Creating and Running Data Processing Task
This tutorial uses the sample dataset file data_sample.jsonl
to demonstrate DataFlow’s data processing capabilities. Supported dataset formats include: jsonl
, json
, parquet
, csv
, txt
, tsv
, and jsonl.zst
.
DataFlow Entry Points
DataFlow offers two entry points on the CSGHub platform for efficient data management:
- Entry 1:
In the
dataflow-dataset
repository and clickData Processing
button to create a task.Note: Make sure the dataset is under your personal repository; otherwise, the "Data Processing" button will not be available.
- Entry 2:
Access DataFlow from the
Data Pipelines
option under your avatar.
Creating a Data Processing Task
When entering through Entry 1, the Data Source
field is pre-filled. If using Entry 2, you will need to select it manually.
There are two types of data processing tasks: operator-based and tool-based.
Operator-based tasks Fill in the task name, data source and branch, then select an algorithm template. You can also adjust operator parameter settings as needed.

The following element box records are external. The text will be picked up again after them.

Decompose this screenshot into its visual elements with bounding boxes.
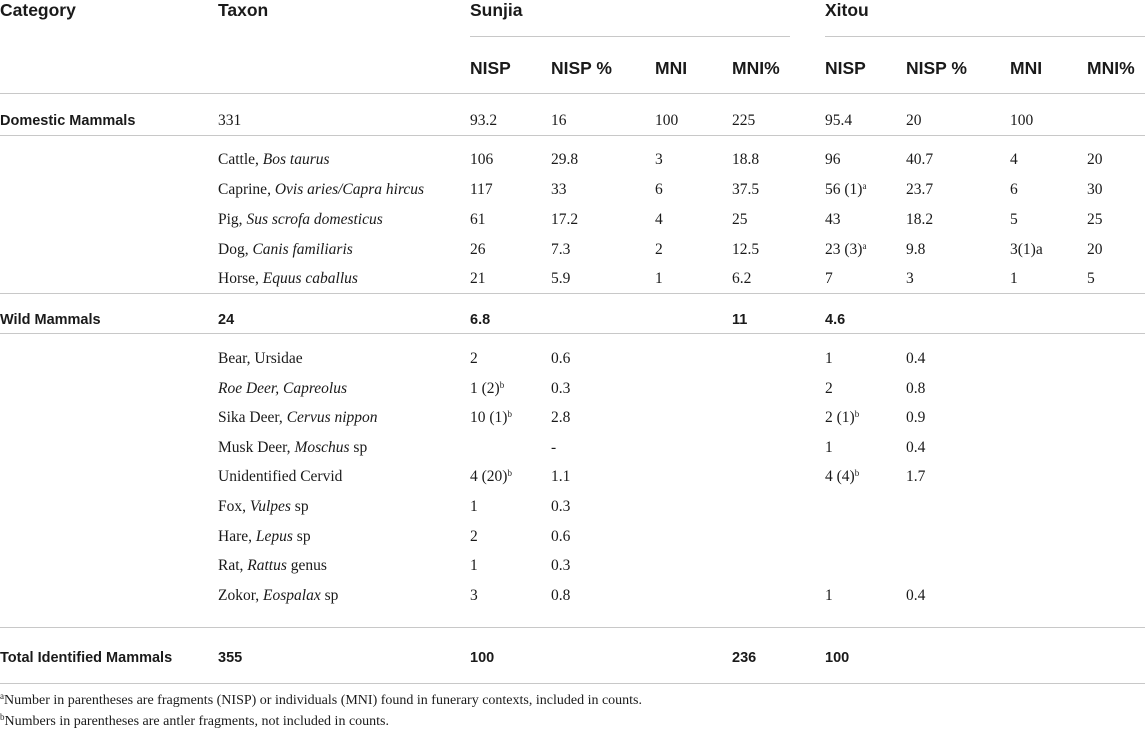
taxon-sika-deer: Sika Deer, Cervus nippon xyxy=(218,409,378,426)
cell: 24 xyxy=(218,312,235,328)
taxon-fox: Fox, Vulpes sp xyxy=(218,498,309,515)
cell: 100 xyxy=(825,650,850,666)
row-divider xyxy=(0,293,1145,294)
cell: 0.8 xyxy=(906,380,926,397)
cell: 20 xyxy=(1087,151,1103,168)
taxon-bear: Bear, Ursidae xyxy=(218,350,303,367)
header-site-sunjia: Sunjia xyxy=(470,0,523,20)
cell: 30 xyxy=(1087,181,1103,198)
cell: 3 xyxy=(906,270,914,287)
cell: 355 xyxy=(218,650,243,666)
cell: 331 xyxy=(218,112,242,129)
cell: 0.6 xyxy=(551,350,571,367)
cell: 0.8 xyxy=(551,587,571,604)
cell: 1.1 xyxy=(551,468,571,485)
cell: 11 xyxy=(732,312,748,328)
cell: 7 xyxy=(825,270,833,287)
taxon-hare: Hare, Lepus sp xyxy=(218,528,311,545)
cell: 23.7 xyxy=(906,181,934,198)
cell: 6.2 xyxy=(732,270,752,287)
cell: 7.3 xyxy=(551,241,571,258)
taxon-roe-deer: Roe Deer, Capreolus xyxy=(218,380,348,397)
category-wild: Wild Mammals xyxy=(0,312,101,328)
cell: 25 xyxy=(1087,211,1103,228)
sunjia-underline xyxy=(470,36,790,37)
row-divider xyxy=(0,627,1145,628)
category-domestic: Domestic Mammals xyxy=(0,113,136,129)
taxon-musk-deer: Musk Deer, Moschus sp xyxy=(218,439,368,456)
cell: 61 xyxy=(470,211,486,228)
cell: 96 xyxy=(825,151,841,168)
cell: 43 xyxy=(825,211,841,228)
cell: 2 xyxy=(825,380,833,397)
header-sunjia-nisp-pct: NISP % xyxy=(551,58,612,78)
cell: 4 $(20)^b$ xyxy=(470,468,512,485)
header-site-xitou: Xitou xyxy=(825,0,869,20)
cell: 20 xyxy=(1087,241,1103,258)
cell: 1 xyxy=(1010,270,1018,287)
cell: 95.4 xyxy=(825,112,853,129)
cell: 1 xyxy=(825,439,833,456)
header-xitou-nisp: NISP xyxy=(825,58,866,78)
header-xitou-mni-pct: MNI% xyxy=(1087,58,1135,78)
header-taxon: Taxon xyxy=(218,0,269,20)
cell: 21 xyxy=(470,270,486,287)
cell: 1 xyxy=(825,350,833,367)
cell: 0.6 xyxy=(551,528,571,545)
cell: 100 xyxy=(655,112,679,129)
footnote-a: $^a$Number in parentheses are fragments (NISP) or individuals (MNI) found in funerary contexts, included in counts. xyxy=(0,691,643,708)
header-sunjia-mni-pct: MNI% xyxy=(732,58,780,78)
cell: 2 xyxy=(470,350,478,367)
taxon-horse: Horse, Equus caballus xyxy=(218,270,358,287)
cell: 3 xyxy=(655,151,663,168)
cell: 225 xyxy=(732,112,756,129)
cell: 9.8 xyxy=(906,241,926,258)
cell: 4.6 xyxy=(825,312,846,328)
cell: 4 xyxy=(1010,151,1018,168)
cell: 5 xyxy=(1010,211,1018,228)
cell: 12.5 xyxy=(732,241,760,258)
cell: 0.3 xyxy=(551,557,571,574)
taxon-rat: Rat, Rattus genus xyxy=(218,557,327,574)
cell: 1 $(2)^b$ xyxy=(470,380,505,397)
cell: 100 xyxy=(470,650,495,666)
cell: 10 $(1)^b$ xyxy=(470,409,512,426)
cell: 100 xyxy=(1010,112,1034,129)
taxon-unidentified-cervid: Unidentified Cervid xyxy=(218,468,343,485)
cell: 1 xyxy=(655,270,663,287)
cell: 29.8 xyxy=(551,151,579,168)
cell: 3 xyxy=(470,587,478,604)
category-total: Total Identified Mammals xyxy=(0,650,173,666)
cell: 1 xyxy=(825,587,833,604)
cell: 1 xyxy=(470,498,478,515)
cell: 6 xyxy=(1010,181,1018,198)
taxon-zokor: Zokor, Eospalax sp xyxy=(218,587,339,604)
cell: 37.5 xyxy=(732,181,760,198)
cell: 4 $(4)^b$ xyxy=(825,468,860,485)
taxon-cattle: Cattle, Bos taurus xyxy=(218,151,330,168)
cell: 6 xyxy=(655,181,663,198)
cell: 106 xyxy=(470,151,494,168)
cell: 236 xyxy=(732,650,757,666)
cell: 0.3 xyxy=(551,380,571,397)
header-sunjia-nisp: NISP xyxy=(470,58,511,78)
cell: 1 xyxy=(470,557,478,574)
cell: 2.8 xyxy=(551,409,571,426)
row-divider xyxy=(0,333,1145,334)
cell: 1.7 xyxy=(906,468,926,485)
header-sunjia-mni: MNI xyxy=(655,58,688,78)
header-category: Category xyxy=(0,0,76,20)
cell: 5.9 xyxy=(551,270,571,287)
cell: 33 xyxy=(551,181,567,198)
taxon-caprine: Caprine, Ovis aries/Capra hircus xyxy=(218,181,425,198)
cell: 0.4 xyxy=(906,350,926,367)
cell: 56 $(1)^a$ xyxy=(825,181,867,198)
cell: 2 xyxy=(470,528,478,545)
header-divider xyxy=(0,93,1145,94)
taxon-pig: Pig, Sus scrofa domesticus xyxy=(218,211,383,228)
cell: 93.2 xyxy=(470,112,498,129)
header-xitou-mni: MNI xyxy=(1010,58,1043,78)
cell: 17.2 xyxy=(551,211,579,228)
cell: 20 xyxy=(906,112,922,129)
cell: 16 xyxy=(551,112,567,129)
cell: 3(1)a xyxy=(1010,241,1043,258)
cell: 6.8 xyxy=(470,312,491,328)
cell: 0.9 xyxy=(906,409,926,426)
footnote-b: $^b$Numbers in parentheses are antler fragments, not included in counts. xyxy=(0,712,389,729)
cell: 23 $(3)^a$ xyxy=(825,241,867,258)
cell: 117 xyxy=(470,181,493,198)
cell: 4 xyxy=(655,211,663,228)
cell: 0.4 xyxy=(906,587,926,604)
cell: 18.2 xyxy=(906,211,934,228)
xitou-underline xyxy=(825,36,1145,37)
cell: 2 $(1)^b$ xyxy=(825,409,860,426)
cell: 2 xyxy=(655,241,663,258)
header-xitou-nisp-pct: NISP % xyxy=(906,58,967,78)
cell: 40.7 xyxy=(906,151,934,168)
row-divider xyxy=(0,135,1145,136)
table-bottom-rule xyxy=(0,683,1145,684)
cell: 25 xyxy=(732,211,748,228)
cell: 18.8 xyxy=(732,151,760,168)
cell: 0.4 xyxy=(906,439,926,456)
cell: - xyxy=(551,439,557,456)
taxon-dog: Dog, Canis familiaris xyxy=(218,241,353,258)
cell: 5 xyxy=(1087,270,1095,287)
cell: 0.3 xyxy=(551,498,571,515)
cell: 26 xyxy=(470,241,486,258)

Tool-based tasks Fill in the task name, data source and branch, then select a tool. Different tools require different parameter configurations; you can adjust them as needed.
Viewing Task Details
After completion, click Details to view the task's status and results.
- Processing Details: Displays operator information, running status, and processed data volume for each step.
- Session Processing Result: Compare session data before and after processing to analyze performance.
- Task Log: View complete logs to track execution steps. Logs can be downloaded for further analysis.